À noter que le marché français, cinquième marché du Cognac, poursuit encore sa progression autour de +20 %.
L’enjeu pour nous aujourd’hui est de répondre à la forte demande des marchés, de façon durable et dans le respect de la qualité.
Y-a-t-il un déséquilibre entre offre et demande pour les cognacs ?
Aujourd’hui la demande est très forte sur les marchés et les maisons ne peuvent pas répondre à la demande de tous leurs clients. Cette forte demande en Cognac est une satisfaction mais c’est aussi un challenge car nos concurrents eux sont là pour répondre à ses clients.
Il faut donc se donner les moyens de produire plus de Cognac. L’enjeu de cette mandature est clair, nous devons gérer notre forte croissance dans la durabilité et la qualité. Et c’est sur notre territoire que la bataille est menée.
C’est la raison pour laquelle nous augmentons depuis quelques années et régulièrement notre potentiel viticole et humain. La filière génère aujourd’hui 60 000 emplois et prévoit la création de milliers de postes, dans les années à venir.
La croissance charentaise effraie encore dans le reste du vignoble français, qui craint un revirement de marché et un afflux de vins blancs cassant les prix : que leur répondez-vous ?
Je souhaiterais d’abord souligner que nous avons d’excellentes relations avec les autres appellations viticoles, avec lesquelles nous avons su d’ailleurs faire corps sur la question des taxes américaines notamment.
Nos collègues du vin ont des interrogations légitimes mais ils n’ont aucune crainte à avoir.
Nous l’avons dit, les conditions de notre croissance sont réunies et nos prévisions solides.

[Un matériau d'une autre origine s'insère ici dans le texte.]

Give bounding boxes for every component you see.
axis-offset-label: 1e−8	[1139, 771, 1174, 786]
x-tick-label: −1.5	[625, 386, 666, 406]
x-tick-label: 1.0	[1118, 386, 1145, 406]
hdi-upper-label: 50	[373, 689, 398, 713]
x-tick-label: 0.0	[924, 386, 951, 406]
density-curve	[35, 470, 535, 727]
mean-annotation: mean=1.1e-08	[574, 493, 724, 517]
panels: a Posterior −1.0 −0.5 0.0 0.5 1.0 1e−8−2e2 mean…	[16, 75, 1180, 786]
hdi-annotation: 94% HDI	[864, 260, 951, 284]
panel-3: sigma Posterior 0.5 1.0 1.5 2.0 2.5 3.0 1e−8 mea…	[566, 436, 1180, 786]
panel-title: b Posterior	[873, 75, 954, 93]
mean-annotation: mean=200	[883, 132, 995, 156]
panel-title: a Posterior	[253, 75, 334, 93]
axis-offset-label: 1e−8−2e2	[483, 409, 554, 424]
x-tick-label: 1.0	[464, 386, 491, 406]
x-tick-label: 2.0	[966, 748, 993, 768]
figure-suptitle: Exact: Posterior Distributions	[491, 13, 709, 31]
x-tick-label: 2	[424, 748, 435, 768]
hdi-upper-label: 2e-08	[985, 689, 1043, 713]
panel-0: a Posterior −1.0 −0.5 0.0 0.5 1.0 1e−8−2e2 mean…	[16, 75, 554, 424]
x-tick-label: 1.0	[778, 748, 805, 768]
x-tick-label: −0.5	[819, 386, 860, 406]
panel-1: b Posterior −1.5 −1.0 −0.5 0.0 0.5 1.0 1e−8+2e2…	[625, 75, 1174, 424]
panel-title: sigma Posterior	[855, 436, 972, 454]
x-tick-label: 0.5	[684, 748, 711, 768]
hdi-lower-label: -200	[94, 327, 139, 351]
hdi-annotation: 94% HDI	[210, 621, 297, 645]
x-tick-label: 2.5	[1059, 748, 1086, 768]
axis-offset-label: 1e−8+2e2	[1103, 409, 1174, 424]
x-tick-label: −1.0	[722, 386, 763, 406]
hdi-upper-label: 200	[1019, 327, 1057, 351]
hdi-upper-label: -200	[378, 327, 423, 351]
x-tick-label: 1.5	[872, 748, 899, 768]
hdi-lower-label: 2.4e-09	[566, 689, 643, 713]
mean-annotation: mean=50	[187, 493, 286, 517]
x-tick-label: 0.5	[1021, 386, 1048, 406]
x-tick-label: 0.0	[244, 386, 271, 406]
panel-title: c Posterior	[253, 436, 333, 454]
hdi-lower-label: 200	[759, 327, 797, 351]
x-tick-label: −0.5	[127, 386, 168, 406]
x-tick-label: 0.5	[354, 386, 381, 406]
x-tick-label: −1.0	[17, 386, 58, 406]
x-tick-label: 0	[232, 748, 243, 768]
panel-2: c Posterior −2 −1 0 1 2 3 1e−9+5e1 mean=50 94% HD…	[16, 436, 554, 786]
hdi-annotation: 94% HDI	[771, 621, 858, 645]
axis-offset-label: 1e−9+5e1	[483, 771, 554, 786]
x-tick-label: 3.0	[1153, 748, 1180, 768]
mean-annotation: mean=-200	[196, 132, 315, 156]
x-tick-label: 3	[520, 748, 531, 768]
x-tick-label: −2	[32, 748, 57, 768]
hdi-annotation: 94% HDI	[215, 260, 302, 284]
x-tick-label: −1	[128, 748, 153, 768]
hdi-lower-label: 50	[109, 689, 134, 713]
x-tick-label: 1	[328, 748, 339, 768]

Nos perspectives business plan ne laissent aucun doute sur le fait que la demande en Cognac sera plus forte dans les prochaines années. Le dispositif de pilotage dont s’est doté notre filière permet d’éviter les risques de glissement que certains ont pu connaître il y a quelques années.
Le reste du vignoble français pourrait-il s’inspirer des modalités de concertation et de pilotage interprofessionnel du Cognac ?
Concernant notre structuration, effectivement nous bénéficions de décennies de travail collectif et structuré au sein de notre belle interprofession. Cependant, nous n’avons aucune leçon à donner à quiconque. Chaque filière a ses spécificités et mène sa concertation et son pilotage comme elle l’entend.
Face aux aléas climatiques, les outils charentais doivent-ils évoluer ou sont-ils suffisamment solides ?
Face aux aléas climatiques, nous disposons effectivement d’outils solides comme la réserve climatique qui permet de compenser les déficits de rendement provoqués dans ce cadre. Elle jouera un rôle important cette année encore.
La spécialisation du vignoble charentais dans le Cognac est-elle une force pour répondre à la demande croissante ou une faiblesse en cas de revirement de marché et de nécessité de diversification ?
Il y a une dynamique extraordinaire autour du Cognac dans la région. Le Cognac a tout ouvert ici depuis plusieurs siècles. Il fait le développement de la région et va continuer à le faire encore pour bien longtemps.